De PVV van Geert Wilders is als grootste coalitiepartij in het parlement opvallend weinig geïnteresseerd in het behalen van resultaten. De partij voert wel een voortdurende stroom van moties af in de Tweede Kamer maar doet er niets aan om ervoor te zorgen dat die ook echt aangenomen worden. De moties zijn louter bedoeld voor de bühne. In de normale politiek is een motie die afgewezen wordt een nederlaag maar de PVV kan de afwijzingen juist gebruiken om het beeld van de underdog te versterken bij de kiezers. Een voorbeeld is de bijvoorbeeld kansloze motie met de eis dat burgemeester Halsema wordt ontslagen. "Als een motie het wel of niet gehaald heeft, delen Kamerleden vaak de stemmingsuitslag op sociale media, zo kunnen ze pronken met hun eigen standpunten of juist de afwijkende opstelling van een opponent bekritiseren," schrijft het AD. De PVV sluit met het veroorzaken van afwijzingen aan bij het gevoel van machteloosheid dat bij de kiezer wordt gecultiveerd. Terwijl de partij in werkelijkheid de grootste in de Kamer is en in feite de meeste macht heeft.
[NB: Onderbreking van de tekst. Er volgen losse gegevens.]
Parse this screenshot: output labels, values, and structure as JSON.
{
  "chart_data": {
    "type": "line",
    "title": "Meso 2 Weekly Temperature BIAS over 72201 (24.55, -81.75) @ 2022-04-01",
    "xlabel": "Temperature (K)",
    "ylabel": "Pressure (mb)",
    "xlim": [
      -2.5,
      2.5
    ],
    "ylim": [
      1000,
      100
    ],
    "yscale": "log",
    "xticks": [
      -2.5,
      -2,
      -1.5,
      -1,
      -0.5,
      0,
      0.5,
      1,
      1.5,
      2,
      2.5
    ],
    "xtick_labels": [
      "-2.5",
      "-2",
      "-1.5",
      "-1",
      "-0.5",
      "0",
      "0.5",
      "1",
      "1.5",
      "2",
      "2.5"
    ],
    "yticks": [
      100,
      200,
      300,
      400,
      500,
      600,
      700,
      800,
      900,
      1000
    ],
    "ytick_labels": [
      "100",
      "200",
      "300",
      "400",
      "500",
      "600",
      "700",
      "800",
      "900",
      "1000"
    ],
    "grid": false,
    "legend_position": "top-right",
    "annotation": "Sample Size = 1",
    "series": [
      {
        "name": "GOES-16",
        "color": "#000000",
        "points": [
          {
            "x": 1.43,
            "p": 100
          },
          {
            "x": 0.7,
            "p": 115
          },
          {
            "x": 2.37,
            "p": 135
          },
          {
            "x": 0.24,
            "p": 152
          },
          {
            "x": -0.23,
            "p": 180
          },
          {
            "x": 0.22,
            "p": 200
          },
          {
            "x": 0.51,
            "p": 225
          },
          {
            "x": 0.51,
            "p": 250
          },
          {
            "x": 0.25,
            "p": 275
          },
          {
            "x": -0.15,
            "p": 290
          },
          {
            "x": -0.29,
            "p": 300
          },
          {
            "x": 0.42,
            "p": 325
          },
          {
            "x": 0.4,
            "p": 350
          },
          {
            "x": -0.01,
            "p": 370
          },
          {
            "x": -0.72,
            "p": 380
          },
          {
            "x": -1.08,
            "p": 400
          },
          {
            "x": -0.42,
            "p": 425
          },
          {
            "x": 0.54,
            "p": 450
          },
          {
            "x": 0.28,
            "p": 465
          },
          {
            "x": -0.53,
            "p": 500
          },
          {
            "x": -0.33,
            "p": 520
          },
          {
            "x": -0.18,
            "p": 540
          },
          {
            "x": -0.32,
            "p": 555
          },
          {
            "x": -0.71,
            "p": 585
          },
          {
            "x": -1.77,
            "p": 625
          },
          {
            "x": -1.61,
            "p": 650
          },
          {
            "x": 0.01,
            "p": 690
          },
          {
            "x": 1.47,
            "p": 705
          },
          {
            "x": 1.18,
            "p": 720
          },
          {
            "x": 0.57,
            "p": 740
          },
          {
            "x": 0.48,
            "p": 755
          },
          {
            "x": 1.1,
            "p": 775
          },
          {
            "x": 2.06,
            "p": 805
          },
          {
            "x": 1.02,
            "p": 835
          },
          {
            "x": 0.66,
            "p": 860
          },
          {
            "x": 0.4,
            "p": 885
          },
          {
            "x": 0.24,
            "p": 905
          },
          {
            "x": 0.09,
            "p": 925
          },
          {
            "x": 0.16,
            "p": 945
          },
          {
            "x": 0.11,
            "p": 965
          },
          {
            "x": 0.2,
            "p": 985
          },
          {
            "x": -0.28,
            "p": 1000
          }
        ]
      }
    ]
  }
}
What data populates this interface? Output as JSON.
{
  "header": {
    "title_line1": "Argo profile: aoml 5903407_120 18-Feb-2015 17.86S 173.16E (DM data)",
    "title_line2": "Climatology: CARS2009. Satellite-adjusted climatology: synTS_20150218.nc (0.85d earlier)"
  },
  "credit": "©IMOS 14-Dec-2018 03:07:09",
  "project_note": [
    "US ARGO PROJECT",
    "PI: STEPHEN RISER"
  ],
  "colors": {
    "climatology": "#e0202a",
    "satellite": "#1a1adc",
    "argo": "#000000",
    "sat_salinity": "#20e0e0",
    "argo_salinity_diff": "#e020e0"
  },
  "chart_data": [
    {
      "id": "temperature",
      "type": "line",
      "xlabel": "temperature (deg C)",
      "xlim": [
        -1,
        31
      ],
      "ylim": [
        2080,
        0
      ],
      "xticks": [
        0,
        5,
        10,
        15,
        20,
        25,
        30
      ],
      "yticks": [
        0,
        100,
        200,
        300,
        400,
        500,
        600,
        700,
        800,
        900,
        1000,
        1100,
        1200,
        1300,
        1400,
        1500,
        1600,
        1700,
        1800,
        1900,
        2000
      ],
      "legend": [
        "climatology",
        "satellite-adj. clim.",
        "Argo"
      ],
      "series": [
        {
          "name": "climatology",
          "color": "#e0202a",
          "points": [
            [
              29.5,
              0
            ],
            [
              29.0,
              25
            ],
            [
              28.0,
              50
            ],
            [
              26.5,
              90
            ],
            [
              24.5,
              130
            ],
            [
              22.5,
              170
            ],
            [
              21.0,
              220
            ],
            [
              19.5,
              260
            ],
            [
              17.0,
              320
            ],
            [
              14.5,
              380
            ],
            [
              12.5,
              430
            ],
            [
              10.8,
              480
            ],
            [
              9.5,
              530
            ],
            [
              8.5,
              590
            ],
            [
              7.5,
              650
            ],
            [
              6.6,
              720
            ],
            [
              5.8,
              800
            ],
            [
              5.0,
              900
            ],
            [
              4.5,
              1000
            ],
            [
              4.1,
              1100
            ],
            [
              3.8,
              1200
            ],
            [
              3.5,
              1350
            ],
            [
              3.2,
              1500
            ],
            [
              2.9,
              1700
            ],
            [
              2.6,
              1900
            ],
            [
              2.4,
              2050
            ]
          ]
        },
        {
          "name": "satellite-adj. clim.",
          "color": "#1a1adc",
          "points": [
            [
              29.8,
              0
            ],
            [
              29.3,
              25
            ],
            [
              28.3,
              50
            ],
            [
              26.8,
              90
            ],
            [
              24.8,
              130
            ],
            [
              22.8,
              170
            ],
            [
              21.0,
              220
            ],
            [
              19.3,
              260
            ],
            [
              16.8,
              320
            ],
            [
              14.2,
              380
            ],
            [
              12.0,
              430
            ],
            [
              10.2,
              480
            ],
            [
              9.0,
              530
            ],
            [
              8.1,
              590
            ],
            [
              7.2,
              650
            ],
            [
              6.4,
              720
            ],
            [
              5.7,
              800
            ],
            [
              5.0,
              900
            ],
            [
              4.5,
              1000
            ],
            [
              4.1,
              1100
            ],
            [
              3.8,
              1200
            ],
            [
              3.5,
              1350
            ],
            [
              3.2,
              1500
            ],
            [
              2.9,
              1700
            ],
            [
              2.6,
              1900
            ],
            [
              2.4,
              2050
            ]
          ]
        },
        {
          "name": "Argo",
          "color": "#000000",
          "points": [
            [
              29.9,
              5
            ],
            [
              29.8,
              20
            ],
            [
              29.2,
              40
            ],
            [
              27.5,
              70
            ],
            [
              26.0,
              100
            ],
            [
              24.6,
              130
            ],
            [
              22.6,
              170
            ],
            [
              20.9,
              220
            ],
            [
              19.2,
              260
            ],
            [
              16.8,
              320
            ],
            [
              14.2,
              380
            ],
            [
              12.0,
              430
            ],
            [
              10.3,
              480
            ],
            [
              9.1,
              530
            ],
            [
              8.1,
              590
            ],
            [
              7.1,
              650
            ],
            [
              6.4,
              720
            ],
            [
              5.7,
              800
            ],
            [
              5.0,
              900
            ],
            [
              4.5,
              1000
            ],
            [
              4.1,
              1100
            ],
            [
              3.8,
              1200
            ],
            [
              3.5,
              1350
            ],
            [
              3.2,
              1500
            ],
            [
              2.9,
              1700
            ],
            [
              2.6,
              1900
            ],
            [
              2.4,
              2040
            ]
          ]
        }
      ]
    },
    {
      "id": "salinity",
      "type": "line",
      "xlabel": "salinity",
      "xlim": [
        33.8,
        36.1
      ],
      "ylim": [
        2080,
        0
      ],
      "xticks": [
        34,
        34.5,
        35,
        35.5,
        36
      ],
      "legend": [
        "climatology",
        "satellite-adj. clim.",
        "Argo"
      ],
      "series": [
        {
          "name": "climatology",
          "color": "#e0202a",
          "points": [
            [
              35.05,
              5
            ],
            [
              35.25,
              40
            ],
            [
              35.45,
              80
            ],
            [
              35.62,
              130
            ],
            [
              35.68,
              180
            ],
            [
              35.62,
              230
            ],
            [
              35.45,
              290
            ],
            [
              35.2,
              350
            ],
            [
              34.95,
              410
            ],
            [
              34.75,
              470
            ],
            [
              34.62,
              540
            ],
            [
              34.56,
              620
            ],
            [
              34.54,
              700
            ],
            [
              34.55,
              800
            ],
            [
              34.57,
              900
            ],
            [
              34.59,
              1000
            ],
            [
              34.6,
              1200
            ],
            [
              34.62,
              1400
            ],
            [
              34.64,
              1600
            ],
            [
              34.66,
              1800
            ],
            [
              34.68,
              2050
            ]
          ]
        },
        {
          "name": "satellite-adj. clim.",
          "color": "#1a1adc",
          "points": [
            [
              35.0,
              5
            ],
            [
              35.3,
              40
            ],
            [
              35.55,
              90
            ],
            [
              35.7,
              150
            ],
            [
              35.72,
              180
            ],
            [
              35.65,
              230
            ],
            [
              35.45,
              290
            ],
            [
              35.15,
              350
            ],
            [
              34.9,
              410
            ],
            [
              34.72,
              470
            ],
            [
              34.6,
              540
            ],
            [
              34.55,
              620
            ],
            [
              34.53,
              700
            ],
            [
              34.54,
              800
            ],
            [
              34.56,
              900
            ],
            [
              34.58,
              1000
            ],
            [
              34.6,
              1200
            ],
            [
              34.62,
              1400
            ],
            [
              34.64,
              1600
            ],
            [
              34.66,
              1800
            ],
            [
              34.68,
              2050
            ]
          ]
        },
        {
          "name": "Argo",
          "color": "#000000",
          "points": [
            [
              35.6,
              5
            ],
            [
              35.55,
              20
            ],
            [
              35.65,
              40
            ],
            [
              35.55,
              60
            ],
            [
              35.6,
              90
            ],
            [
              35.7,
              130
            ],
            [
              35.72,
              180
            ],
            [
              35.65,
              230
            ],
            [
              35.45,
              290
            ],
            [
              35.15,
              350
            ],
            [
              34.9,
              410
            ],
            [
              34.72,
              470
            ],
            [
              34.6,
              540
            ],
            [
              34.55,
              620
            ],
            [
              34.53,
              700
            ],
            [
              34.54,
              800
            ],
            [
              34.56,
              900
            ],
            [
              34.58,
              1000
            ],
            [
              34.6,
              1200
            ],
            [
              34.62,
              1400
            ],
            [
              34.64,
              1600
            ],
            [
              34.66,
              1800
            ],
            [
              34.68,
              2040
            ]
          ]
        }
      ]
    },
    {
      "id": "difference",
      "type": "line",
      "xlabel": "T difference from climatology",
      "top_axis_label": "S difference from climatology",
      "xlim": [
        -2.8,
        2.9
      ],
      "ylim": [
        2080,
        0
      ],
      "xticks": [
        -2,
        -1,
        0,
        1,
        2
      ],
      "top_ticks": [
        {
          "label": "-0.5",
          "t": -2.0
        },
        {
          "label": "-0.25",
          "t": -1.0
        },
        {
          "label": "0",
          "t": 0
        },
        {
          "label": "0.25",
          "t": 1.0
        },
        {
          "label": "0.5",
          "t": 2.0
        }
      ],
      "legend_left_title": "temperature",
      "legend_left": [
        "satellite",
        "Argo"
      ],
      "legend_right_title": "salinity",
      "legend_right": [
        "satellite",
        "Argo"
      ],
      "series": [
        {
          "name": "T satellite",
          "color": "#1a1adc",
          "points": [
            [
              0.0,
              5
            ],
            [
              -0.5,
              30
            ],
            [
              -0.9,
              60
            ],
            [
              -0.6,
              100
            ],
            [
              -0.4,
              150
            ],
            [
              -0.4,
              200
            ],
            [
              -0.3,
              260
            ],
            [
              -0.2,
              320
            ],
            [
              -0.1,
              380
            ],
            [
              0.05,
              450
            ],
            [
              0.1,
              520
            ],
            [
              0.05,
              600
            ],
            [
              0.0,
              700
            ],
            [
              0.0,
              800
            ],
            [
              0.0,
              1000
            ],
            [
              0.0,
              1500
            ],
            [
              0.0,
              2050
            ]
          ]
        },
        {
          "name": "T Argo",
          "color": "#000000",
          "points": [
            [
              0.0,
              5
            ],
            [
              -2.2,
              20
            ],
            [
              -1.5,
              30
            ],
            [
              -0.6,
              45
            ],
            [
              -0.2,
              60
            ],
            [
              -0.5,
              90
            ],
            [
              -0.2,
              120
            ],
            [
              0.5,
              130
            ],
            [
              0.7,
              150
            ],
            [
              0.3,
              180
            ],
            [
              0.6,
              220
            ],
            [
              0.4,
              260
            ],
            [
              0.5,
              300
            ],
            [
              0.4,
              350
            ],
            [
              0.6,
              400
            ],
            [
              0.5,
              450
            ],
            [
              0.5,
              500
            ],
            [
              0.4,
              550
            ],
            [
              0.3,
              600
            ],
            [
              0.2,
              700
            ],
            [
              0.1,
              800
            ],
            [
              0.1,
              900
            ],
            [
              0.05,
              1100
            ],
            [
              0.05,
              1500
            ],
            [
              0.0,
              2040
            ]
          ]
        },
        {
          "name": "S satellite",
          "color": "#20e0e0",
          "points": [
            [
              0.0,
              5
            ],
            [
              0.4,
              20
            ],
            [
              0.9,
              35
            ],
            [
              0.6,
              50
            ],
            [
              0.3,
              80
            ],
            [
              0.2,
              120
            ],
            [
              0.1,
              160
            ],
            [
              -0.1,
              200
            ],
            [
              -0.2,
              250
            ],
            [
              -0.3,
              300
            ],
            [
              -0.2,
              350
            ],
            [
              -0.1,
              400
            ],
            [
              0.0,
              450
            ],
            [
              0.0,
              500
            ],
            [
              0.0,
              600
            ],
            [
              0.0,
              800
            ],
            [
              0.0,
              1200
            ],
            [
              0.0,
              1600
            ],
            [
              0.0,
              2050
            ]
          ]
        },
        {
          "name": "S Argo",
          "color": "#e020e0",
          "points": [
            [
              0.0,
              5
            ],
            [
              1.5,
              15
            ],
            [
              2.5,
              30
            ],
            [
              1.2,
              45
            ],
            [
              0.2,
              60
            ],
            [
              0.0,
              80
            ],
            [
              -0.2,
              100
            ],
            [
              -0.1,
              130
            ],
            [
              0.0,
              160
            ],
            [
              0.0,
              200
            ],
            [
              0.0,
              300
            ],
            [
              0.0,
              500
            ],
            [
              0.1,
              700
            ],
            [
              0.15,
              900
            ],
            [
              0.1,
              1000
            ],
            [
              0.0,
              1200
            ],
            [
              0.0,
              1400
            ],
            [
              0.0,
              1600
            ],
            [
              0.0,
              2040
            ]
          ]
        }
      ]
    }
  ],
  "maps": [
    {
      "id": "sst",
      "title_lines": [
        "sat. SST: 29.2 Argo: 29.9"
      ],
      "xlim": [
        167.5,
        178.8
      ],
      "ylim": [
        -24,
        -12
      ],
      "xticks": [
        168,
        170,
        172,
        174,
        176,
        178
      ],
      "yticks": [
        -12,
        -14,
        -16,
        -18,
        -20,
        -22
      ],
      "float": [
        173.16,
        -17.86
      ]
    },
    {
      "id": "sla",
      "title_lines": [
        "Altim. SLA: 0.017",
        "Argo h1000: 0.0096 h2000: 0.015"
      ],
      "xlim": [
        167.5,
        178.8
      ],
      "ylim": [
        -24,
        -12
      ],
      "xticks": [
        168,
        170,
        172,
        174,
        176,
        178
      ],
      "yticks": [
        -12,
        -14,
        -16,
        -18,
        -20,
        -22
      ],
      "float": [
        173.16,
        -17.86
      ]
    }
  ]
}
Het AD analyseert de moties die in de Tweede Kamer zijn ingediend en constateert dat de PVV van alle coalitiepartijen die in de afgelopen twee jaar aan de macht waren het minst succesvol is met het indienen van moties. Het resultaat is dat de VVD meer samenwerkt met oppositiepartijen dan met de PVV.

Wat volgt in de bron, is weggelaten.